Below are a pair of Google based graphs of the use of the words “Change” and “Transform” over time. (I didn’t realize that Google had a function like this, but I think it is pretty neat, and will probably use it again in the future.) As you can see, the use and popularity of “Transform” has grown rapidly in recent times. I attribute this (although I have no way to directly measure it, but based on the nominal usage that of “transform” that I hear, I would believe it to be true) to the vast increase in the use of the word “Transform” in all written documents, articles, presentations, etc., etc., etc. associated with business in the last few years.

And as you can also see “Change” has been a generally more widely used term (with some recent growth – probably due to the number of people looking up and defining the difference between “Change” and “Transform”) until recently, where “Transform” appears to now be the more preferred descriptor (at least when it comes to business).

Change

Transform

One thing that can said about business: When it finds a new term that it likes, it will definitely over-use it.

Despite the similarity of the definitions, I do think that there may be some subtle differences in the connotations that each word evokes. Change, at least to me, speaks of moving from what you are, into some as yet undefined state. As I noted earlier, you may not know exactly what the change will entail, or what the end state of the change is, but you do know it will be different.

Transformation, again at least to me, speaks of moving to a little more defined end state. There is a target and a method to the change, or at least there should be. It implies that the target result of the thorough change is known and the while the required steps to get there may not be fully defined, at least the end state is.

Or at least it should be. The key is always going to be trying to convince those that you want to transform that you really do have an idea of what you want them to transform into, as well as plans for the steps to get there.
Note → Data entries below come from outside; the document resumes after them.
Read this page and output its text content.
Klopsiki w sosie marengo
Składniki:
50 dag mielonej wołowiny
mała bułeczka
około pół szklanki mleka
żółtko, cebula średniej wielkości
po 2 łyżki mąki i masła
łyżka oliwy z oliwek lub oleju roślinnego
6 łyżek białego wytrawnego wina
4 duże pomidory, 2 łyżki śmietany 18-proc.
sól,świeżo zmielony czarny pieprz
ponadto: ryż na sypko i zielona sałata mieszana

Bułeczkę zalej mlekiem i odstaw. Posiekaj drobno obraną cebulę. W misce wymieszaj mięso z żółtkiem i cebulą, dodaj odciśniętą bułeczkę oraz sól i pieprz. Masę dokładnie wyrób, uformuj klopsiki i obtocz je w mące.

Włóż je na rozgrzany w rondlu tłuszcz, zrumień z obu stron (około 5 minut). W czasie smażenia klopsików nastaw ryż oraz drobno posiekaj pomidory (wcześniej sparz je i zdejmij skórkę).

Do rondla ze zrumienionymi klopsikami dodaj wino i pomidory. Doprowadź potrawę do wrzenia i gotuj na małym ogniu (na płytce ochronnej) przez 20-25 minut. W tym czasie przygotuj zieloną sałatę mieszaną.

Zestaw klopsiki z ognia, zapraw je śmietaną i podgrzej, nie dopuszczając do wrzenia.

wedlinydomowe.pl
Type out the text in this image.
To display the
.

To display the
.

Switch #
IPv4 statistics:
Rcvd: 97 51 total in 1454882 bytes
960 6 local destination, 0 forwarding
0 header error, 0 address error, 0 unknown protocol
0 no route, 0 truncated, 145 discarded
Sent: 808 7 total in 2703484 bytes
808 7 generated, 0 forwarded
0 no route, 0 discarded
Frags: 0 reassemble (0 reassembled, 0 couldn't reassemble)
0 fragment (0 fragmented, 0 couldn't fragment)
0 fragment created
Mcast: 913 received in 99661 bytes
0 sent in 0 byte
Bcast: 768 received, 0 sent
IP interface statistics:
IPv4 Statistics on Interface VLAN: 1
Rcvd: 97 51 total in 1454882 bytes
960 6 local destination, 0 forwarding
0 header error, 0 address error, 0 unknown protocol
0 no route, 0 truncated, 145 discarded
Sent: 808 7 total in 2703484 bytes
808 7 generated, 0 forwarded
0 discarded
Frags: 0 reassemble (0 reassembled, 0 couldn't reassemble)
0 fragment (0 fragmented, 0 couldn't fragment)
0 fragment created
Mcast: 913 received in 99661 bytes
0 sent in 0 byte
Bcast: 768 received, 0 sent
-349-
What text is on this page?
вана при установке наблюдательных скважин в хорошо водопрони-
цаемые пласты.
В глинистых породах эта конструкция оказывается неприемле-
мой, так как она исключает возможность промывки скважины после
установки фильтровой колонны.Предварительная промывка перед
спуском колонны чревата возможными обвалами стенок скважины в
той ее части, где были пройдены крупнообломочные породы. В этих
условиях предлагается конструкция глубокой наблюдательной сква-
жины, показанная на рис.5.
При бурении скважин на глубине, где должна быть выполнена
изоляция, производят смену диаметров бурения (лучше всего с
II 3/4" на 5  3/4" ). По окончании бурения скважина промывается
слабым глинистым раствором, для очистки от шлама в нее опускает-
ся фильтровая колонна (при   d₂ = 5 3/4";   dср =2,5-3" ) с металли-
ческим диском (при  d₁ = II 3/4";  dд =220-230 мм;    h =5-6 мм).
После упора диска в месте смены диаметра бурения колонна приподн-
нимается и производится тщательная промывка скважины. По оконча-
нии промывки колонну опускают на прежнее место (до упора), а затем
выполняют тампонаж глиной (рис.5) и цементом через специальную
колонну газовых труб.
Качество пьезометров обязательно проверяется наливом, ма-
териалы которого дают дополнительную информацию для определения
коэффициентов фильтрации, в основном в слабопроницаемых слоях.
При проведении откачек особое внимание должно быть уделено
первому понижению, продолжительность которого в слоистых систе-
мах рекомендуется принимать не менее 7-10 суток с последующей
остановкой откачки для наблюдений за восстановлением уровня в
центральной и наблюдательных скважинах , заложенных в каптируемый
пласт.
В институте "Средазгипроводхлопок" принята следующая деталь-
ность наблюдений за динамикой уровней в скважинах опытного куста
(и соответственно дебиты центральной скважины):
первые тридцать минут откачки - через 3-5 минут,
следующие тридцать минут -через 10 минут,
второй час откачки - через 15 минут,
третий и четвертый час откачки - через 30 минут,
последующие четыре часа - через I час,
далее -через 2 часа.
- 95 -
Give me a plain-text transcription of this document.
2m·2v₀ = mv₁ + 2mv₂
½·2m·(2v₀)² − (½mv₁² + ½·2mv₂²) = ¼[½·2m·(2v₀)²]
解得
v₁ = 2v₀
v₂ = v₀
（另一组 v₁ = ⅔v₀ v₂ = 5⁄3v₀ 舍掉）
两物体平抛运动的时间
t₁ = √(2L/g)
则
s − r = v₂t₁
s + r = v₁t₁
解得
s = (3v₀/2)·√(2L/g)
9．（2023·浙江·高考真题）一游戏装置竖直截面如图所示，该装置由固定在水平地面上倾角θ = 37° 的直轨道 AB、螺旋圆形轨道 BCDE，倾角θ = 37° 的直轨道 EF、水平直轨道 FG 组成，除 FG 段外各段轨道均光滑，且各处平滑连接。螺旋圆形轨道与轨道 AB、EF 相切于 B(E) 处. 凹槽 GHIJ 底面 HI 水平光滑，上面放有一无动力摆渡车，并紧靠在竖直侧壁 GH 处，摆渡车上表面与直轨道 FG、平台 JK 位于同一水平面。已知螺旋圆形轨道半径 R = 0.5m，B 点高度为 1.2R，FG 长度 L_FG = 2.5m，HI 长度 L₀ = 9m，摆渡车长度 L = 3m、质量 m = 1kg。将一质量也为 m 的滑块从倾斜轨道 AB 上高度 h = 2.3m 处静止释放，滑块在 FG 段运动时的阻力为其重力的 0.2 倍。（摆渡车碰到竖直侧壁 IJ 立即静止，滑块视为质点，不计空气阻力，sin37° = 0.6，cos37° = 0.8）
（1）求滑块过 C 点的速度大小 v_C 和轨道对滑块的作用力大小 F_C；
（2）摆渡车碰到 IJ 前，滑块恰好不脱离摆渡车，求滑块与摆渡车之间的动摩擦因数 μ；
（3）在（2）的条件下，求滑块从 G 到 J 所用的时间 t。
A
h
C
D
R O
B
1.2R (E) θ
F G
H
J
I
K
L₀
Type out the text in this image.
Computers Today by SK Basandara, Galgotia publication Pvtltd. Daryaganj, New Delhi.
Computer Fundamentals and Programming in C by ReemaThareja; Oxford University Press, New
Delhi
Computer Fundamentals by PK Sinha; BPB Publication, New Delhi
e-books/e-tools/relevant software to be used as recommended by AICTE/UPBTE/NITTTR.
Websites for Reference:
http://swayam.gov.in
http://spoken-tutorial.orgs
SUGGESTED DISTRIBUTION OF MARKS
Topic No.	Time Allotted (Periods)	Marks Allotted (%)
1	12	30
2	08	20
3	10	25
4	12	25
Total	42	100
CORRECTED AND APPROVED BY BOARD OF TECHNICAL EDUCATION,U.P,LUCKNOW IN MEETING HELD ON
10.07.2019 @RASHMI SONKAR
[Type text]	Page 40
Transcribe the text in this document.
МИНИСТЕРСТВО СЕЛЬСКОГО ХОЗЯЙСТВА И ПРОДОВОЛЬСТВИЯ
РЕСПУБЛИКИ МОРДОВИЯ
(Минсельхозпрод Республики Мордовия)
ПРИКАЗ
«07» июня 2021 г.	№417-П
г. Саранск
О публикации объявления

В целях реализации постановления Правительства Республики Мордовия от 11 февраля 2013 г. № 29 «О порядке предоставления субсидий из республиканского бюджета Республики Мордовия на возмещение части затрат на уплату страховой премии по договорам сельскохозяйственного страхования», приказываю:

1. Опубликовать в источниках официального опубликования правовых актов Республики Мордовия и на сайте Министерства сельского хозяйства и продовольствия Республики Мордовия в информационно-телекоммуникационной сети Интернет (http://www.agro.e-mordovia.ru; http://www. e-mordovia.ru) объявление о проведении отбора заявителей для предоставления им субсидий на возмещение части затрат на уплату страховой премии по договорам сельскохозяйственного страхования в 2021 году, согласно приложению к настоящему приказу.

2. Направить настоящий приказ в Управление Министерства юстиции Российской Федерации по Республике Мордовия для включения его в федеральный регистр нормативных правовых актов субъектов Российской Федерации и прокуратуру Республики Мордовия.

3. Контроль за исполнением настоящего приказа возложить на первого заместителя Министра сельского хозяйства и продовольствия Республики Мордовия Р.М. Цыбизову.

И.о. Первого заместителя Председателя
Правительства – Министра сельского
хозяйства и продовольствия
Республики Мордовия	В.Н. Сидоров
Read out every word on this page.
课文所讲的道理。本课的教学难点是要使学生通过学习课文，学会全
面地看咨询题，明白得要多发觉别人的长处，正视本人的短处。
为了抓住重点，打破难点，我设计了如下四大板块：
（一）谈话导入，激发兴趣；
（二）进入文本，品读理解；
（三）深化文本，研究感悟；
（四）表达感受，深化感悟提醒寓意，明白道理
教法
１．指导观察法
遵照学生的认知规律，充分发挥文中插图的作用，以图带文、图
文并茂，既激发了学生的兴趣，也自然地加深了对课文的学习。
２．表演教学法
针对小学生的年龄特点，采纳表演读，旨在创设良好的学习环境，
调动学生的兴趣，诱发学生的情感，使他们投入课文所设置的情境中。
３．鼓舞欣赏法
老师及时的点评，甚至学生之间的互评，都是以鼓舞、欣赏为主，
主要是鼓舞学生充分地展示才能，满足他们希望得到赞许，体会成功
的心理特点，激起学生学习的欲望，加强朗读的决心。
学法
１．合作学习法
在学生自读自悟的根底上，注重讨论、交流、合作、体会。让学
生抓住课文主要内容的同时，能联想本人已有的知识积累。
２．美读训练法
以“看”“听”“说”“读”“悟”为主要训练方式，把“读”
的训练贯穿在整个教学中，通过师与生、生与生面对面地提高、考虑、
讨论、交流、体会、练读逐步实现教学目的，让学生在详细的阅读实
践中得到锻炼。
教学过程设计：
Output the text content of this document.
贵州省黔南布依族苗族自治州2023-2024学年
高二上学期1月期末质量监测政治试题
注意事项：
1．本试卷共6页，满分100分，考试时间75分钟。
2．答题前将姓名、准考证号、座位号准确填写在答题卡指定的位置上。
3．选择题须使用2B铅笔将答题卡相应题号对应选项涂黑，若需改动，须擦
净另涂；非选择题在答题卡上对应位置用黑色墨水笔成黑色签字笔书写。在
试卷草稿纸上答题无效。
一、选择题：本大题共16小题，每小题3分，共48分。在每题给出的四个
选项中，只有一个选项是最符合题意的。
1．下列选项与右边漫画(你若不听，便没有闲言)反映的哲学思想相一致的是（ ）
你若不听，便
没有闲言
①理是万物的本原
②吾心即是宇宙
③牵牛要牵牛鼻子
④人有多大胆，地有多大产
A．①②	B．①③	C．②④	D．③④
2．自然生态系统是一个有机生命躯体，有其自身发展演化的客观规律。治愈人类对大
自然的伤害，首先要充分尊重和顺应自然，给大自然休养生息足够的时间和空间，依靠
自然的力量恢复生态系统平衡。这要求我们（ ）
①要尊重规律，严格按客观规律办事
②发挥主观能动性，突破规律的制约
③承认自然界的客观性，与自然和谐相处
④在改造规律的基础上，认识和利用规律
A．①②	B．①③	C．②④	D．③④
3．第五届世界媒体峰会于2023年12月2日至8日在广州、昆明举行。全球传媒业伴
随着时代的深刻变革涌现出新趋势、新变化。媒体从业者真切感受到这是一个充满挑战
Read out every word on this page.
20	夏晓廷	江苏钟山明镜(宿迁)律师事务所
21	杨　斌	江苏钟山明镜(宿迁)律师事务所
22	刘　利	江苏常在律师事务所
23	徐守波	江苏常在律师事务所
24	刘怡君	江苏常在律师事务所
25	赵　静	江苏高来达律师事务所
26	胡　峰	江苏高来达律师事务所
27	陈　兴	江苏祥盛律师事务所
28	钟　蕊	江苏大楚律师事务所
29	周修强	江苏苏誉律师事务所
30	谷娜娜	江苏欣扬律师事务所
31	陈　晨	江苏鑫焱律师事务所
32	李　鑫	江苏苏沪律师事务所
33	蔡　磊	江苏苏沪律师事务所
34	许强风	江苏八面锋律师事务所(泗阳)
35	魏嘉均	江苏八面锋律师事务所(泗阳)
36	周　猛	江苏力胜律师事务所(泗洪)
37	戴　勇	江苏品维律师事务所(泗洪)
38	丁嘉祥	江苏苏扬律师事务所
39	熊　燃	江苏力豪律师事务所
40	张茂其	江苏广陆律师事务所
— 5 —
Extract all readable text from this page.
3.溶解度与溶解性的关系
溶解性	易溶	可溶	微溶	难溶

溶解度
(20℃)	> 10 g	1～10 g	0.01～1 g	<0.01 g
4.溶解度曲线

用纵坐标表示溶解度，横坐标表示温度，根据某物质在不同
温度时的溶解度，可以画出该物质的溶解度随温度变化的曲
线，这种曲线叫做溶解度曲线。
Knowing what you want to transform to, but not knowing how to get there, would seem to be only slightly better, if at all, than knowing and expecting to change, but not knowing what it is you will become.

Wow, I think I may have just propellered off into existentialism on that last discussion of change and transformation.

However, this discussion could help answer the question: When do you Transform, and when do you merely Change? I think the answer lies closer to the idea that you transform when you have an idea about what you want to become. You transform from an analog to a digital company. You transform to a cloud based solution.

It just doesn’t have the same ring, or gravitas to say you are changing to a digital company, or you are changing to a cloud based solution.

You change in response to a stimulus acting on a business. You transform in anticipation of the stimulus acting on the business.

I went and searched on the keys to changing. Aside from a lot of musical notation associated with when to use the tonic and how to change keys, most of the statements associated with change centered on two words: Courage and Fear. The courage to change and the conquering of the fear of change.

Perhaps that is the reason for the current popularity associated with Transform instead of change. People seem to need Courage to change, while I don’t nearly so associate Transformation as a courage requiring activity. People need to conquer their fear of change as a prerequisite to a successful change. Again, it would seem that the connotation of transformation does not invoke nearly as much fear in the participants.

It would seem that Transform is now the public relations equivalent of Change. More of a kinder, gentler version of change. It has all of the good aspects of change and not nearly so much of the bad. It would seem that changing (or transforming, if you prefer) “Change” to “Transform” is much along the same lines as when the United States Federal government changed (or transformed) the Department of War into the Department of Defense in 1949.

It functions much the same, but it just sounds better.

Again, perhaps because transformation implies a more directed process and end result, where change appears to be a little more undefined and open ended. And few in business like to be the one that is the first to venture into an as yet open ended and undefined future.